Thirty years ago, scientists and engineers launched a new satellite to study the rising and falling of seas over time, a task that once could only be done from the coast. TOPEX/Poseidon rocketed into space on August 10, 1992, and started a 30-year record of ocean surface height around the world. The observations have confirmed on a global scale what scientists previously saw from the shoreline: the seas are rising, and the pace is quickening.
Scientists have found that global mean sea level—shown in the line plot above and below—has risen 10.1 centimeters (3.98 inches) since 1992. Over the past 140 years, satellites and tide gauges together show that global sea level has risen 21 to 24 centimeters (8 to 9 inches).
Starting with TOPEX/Poseidon, NASA and partner space agencies have flown a continuous series of satellites that use radar altimeters to monitor ocean surface topography—essentially, the vertical shape and height of the ocean. Radar altimeters continually send out pulses of radio waves (microwaves) that reflect off the ocean surface back toward the satellite. The instruments calculate the time it takes for the signal to return, while also tracking the precise location of the satellite in space. From this, scientists derive the height of the sea surface directly underneath the satellite.
Since 1992, five missions with similar altimeters have repeated the same orbit every 10 days: TOPEX/Poseidon (1992 to 2006), Jason-1 (2001 to 2013), the Ocean Surface Topography Mission/Jason-2 (2008 to 2019), Jason-3 (2016 to present), and Sentinel-6 Michael Freilich (2020 to present). The missions were built through various partnerships between NASA, France’s Centre National d'Etudes Spatiales (CNES), the European Organisation for the Exploitation of Meteorological Satellites (EUMETSAT), the European Space Agency (ESA), and the U.S. National Oceanic and Atmospheric Administration (NOAA).
Together, the mission teams have assembled a unified, standardized ocean topography record that is equivalent to the work of a half-million tide gauges. The scientists accumulated and corroborated a data record that is now long enough and sensitive enough to detect global and regional sea level changes beyond the seasonal, yearly, and decadal cycles that naturally occur.
“With 30 years of data, we can finally see what a huge impact we have on the Earth’s climate,” said Josh Willis, an oceanographer at the Jet Propulsion Laboratory and NASA’s project scientist for Sentinel-6 Michael Freilich. “The rise of sea level caused by human interference with the climate now dwarfs the natural cycles.

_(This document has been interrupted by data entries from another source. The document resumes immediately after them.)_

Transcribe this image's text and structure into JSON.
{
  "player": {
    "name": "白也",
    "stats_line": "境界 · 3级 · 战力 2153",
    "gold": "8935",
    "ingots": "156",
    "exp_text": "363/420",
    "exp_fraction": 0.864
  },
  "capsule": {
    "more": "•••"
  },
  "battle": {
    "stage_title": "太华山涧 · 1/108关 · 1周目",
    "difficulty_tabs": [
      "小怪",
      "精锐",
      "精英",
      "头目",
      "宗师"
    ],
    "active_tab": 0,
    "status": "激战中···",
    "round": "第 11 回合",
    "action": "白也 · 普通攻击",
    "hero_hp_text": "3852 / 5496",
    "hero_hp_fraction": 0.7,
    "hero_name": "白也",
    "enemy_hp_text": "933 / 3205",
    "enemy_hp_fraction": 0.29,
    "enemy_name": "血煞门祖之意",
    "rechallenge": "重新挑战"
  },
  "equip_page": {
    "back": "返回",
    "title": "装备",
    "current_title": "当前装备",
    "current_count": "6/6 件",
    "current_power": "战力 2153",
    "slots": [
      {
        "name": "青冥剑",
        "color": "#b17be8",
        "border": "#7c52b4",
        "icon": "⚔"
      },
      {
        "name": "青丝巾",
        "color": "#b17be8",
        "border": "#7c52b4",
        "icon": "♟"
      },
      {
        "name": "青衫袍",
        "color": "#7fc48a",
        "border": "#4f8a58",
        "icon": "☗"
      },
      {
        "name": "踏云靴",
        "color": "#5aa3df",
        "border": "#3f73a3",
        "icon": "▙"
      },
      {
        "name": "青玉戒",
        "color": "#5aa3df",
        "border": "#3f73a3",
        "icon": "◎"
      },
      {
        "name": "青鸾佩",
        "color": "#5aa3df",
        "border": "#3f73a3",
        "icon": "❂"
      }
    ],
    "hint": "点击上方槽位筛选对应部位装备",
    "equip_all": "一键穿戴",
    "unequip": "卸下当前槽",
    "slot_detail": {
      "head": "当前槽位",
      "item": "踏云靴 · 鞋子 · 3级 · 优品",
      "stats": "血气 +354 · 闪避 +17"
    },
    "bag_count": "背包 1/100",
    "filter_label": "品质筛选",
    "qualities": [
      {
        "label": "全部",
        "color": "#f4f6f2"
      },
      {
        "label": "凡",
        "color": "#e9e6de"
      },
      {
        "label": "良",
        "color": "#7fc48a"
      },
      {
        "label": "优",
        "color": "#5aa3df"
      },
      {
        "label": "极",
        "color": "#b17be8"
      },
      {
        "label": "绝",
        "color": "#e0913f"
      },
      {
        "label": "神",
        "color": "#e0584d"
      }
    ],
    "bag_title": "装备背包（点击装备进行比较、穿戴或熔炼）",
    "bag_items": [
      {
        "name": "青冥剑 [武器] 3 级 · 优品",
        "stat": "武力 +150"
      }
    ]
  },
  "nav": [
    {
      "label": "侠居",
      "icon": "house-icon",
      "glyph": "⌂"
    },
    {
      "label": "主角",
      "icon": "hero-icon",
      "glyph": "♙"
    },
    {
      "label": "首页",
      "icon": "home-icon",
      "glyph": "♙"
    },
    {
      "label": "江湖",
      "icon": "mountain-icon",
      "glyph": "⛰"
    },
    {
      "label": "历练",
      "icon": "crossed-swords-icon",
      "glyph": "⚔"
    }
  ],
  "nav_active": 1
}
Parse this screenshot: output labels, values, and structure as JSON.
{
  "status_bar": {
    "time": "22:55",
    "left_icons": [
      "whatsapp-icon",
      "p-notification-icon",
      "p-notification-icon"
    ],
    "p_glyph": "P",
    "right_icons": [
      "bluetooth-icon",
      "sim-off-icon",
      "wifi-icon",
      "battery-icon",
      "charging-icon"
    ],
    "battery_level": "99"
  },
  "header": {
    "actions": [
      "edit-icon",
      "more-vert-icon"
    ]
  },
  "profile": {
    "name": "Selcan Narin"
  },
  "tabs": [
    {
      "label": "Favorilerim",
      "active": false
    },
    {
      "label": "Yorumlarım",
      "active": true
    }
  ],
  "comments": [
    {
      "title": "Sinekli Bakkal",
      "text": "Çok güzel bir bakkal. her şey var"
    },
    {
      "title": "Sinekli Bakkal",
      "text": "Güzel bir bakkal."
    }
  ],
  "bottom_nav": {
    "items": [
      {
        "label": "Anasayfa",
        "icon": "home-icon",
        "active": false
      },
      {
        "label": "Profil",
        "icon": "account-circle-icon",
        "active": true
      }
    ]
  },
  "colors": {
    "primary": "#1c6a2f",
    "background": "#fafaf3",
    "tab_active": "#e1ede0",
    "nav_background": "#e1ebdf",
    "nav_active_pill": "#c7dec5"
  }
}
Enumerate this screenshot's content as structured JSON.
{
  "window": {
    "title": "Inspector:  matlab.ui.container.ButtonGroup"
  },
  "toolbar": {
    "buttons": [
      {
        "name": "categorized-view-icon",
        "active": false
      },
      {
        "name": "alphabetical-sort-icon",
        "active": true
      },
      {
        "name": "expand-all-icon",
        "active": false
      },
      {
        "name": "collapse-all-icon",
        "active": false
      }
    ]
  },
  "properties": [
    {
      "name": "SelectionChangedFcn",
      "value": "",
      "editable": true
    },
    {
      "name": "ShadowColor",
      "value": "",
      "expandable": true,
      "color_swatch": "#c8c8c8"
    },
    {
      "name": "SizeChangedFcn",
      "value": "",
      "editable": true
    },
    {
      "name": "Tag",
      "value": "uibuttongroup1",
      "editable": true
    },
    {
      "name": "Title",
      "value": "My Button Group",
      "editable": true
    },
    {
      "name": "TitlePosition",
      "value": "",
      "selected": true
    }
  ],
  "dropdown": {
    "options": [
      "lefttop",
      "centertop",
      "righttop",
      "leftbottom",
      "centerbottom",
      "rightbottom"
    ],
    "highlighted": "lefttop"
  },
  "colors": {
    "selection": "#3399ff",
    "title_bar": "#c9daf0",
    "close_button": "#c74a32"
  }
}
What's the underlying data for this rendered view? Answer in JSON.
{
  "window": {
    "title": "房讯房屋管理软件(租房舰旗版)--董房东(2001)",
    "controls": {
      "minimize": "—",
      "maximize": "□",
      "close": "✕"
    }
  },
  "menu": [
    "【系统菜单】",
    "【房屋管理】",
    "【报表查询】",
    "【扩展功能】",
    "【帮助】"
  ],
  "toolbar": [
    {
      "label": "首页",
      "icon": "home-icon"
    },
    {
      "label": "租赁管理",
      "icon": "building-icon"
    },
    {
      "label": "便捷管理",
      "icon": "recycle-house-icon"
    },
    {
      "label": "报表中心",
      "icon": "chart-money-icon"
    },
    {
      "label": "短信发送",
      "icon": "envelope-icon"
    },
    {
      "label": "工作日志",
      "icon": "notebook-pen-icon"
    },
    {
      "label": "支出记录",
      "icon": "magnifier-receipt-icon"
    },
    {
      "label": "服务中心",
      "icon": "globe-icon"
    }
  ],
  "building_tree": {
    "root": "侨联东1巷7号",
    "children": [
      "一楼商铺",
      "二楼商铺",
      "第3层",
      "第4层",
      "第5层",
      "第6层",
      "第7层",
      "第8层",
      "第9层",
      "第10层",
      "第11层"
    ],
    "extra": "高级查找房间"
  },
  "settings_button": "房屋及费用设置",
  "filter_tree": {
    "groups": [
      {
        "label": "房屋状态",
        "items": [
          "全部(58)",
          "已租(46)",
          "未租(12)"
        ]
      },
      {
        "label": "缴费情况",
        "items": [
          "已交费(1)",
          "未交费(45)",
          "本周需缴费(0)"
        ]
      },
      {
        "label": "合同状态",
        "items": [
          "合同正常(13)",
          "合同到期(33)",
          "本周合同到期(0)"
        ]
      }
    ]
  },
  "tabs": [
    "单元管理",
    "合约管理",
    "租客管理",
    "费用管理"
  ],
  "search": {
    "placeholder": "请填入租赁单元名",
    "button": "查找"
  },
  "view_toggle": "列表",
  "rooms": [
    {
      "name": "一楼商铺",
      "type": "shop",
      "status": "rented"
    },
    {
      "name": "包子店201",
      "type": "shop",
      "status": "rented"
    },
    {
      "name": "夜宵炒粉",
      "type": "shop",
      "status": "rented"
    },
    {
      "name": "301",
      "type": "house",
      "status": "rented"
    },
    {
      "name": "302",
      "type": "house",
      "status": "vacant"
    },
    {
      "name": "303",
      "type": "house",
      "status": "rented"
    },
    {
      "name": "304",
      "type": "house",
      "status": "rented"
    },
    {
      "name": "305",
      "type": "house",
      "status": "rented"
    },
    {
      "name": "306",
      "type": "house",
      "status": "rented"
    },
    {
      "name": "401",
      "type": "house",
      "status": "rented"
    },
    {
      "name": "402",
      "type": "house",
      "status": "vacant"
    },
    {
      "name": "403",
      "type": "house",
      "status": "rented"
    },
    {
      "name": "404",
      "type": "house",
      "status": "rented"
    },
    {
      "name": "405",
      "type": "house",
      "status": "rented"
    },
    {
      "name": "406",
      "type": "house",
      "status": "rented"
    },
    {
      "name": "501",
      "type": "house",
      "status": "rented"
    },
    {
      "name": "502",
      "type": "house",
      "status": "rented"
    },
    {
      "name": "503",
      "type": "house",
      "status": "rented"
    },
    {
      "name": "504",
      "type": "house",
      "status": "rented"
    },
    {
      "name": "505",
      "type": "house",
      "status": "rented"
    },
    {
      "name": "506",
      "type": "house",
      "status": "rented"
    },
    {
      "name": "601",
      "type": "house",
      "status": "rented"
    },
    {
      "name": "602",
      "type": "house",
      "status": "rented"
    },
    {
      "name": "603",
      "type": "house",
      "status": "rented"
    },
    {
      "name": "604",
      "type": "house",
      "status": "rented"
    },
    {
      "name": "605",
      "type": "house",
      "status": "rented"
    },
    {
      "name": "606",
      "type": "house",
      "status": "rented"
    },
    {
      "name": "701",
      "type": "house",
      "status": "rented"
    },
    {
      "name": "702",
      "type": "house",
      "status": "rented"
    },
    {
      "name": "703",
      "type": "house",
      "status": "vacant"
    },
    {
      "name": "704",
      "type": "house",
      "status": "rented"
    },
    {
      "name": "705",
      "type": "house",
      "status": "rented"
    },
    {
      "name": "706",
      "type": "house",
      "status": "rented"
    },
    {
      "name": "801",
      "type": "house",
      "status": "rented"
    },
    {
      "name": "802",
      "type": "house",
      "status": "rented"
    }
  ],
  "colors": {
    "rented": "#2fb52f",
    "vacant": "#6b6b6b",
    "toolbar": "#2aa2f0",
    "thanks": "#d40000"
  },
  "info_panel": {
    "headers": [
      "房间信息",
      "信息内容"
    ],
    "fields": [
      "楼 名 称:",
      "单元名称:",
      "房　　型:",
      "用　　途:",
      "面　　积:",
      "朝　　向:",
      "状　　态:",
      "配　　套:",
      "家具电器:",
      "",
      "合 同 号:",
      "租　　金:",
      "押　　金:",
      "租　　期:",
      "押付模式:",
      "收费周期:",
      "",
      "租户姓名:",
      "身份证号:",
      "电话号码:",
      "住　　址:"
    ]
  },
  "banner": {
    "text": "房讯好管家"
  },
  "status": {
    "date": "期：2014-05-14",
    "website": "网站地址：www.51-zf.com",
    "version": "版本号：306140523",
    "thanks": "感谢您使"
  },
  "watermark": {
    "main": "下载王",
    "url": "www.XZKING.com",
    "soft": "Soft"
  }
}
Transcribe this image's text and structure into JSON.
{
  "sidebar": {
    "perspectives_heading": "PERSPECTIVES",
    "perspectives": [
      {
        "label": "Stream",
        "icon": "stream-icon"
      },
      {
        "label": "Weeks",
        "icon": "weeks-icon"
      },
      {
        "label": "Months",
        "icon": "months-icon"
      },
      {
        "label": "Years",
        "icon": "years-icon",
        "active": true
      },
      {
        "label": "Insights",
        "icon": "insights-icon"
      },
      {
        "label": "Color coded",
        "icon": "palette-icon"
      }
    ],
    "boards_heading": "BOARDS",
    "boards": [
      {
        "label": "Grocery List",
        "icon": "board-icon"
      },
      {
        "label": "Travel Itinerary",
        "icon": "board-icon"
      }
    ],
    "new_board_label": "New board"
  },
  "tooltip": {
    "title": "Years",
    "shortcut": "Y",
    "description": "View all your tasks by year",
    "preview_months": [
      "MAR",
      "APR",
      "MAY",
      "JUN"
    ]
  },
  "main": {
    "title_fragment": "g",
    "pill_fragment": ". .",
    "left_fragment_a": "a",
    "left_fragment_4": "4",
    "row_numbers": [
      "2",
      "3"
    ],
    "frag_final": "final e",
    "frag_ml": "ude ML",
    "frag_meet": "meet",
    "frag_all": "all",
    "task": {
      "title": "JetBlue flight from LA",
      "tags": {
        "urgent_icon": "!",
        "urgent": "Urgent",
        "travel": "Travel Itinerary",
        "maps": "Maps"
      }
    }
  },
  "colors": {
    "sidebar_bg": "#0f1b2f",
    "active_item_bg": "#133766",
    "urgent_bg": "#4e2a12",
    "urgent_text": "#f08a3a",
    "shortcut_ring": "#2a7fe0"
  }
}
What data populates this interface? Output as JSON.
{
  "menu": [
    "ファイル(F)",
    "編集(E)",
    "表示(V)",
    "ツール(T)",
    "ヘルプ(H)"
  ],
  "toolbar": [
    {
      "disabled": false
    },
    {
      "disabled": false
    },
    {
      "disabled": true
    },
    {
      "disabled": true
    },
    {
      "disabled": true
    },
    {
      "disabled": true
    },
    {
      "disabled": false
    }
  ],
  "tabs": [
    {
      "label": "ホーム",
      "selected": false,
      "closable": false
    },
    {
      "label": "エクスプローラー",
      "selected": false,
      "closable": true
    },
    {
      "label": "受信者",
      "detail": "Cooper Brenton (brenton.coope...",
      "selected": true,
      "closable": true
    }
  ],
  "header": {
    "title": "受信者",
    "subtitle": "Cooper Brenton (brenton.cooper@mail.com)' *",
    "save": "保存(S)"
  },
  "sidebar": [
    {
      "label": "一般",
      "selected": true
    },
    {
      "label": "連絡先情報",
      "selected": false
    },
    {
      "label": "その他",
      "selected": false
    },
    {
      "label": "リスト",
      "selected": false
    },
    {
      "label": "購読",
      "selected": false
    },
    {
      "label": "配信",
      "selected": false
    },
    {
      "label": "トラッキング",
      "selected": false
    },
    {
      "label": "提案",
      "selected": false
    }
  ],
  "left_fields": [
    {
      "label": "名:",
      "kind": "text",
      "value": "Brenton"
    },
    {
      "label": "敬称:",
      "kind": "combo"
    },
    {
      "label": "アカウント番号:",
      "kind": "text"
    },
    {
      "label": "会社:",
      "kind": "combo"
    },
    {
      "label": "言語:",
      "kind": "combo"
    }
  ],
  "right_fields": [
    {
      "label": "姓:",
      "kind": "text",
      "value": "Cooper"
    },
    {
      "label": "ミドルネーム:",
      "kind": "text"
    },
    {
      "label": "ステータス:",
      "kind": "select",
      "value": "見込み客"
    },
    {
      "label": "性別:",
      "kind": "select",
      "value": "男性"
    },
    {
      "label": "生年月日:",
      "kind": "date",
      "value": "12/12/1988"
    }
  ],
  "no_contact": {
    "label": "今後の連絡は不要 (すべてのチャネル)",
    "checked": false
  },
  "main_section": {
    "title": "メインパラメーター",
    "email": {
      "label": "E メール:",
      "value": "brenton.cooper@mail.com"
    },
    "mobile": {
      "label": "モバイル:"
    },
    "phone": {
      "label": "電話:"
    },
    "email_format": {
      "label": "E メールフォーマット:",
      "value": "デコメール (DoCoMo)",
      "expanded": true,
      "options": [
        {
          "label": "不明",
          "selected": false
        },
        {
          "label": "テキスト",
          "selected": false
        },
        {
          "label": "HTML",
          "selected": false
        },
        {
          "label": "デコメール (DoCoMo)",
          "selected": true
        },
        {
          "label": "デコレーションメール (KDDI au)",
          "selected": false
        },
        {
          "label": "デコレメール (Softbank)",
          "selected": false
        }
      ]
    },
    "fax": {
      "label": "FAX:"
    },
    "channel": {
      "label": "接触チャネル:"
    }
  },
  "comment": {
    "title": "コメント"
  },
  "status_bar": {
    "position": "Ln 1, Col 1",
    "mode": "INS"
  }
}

And it is happening faster and faster every decade.”
The map at the top of this page shows global trends in sea level as observed from 1993 to 2022 by TOPEX/Poseidon, the three Jason missions, and Sentinel-6 Michael Freilich. Note the spatial variations in the rate of sea level rise, with some parts of the ocean rising faster (depicted in red and deep orange) than the global rate. Many of the anomalies reflect long-term shifts in ocean currents and heat distribution.
The altimetry data also show that the rate of sea level rise is accelerating. Over the course of the 20th century, global mean sea level rose at about 1.5 millimeters per year. By the early 1990s, it was about 2.5 mm per year. Over the past decade, the rate has increased to 3.9 mm (0.15 inches) per year.
In the line plot, the highs and lows each year are caused by the exchange of water between the land and sea. “Winter rain and snowfall in the northern hemisphere shifts water from ocean to land, and it takes some time for this to runoff back into the oceans,” Willis noted. “This effect usually causes about 1 centimeter of rise and fall each year, with a bit more or less during El Niño and La Niña years. It’s literally like the heartbeat of the planet.”
While a few millimeters of sea level rise per year may seem small, scientists estimate that every 2.5 centimeters (1 inch) of sea level rise translates into 2.5 meters (8.5 feet) of beachfront lost along the average coast. It also means that high tides and storm surges can rise even higher, bringing more coastal flooding, even on sunny days. In a report issued in February 2022, U.S. scientists concluded that by 2050 sea level along U.S. coastlines could rise between 25 to 30 centimeters (10 to 12 inches) above today’s levels.
“What stands out from the satellite altimetry record is that the rise over 30 years is about ten times bigger than the natural exchange of water between ocean and land in a year,” Willis said. “In other words, the human-caused rise in global sea level is now ten times bigger than the natural cycles.”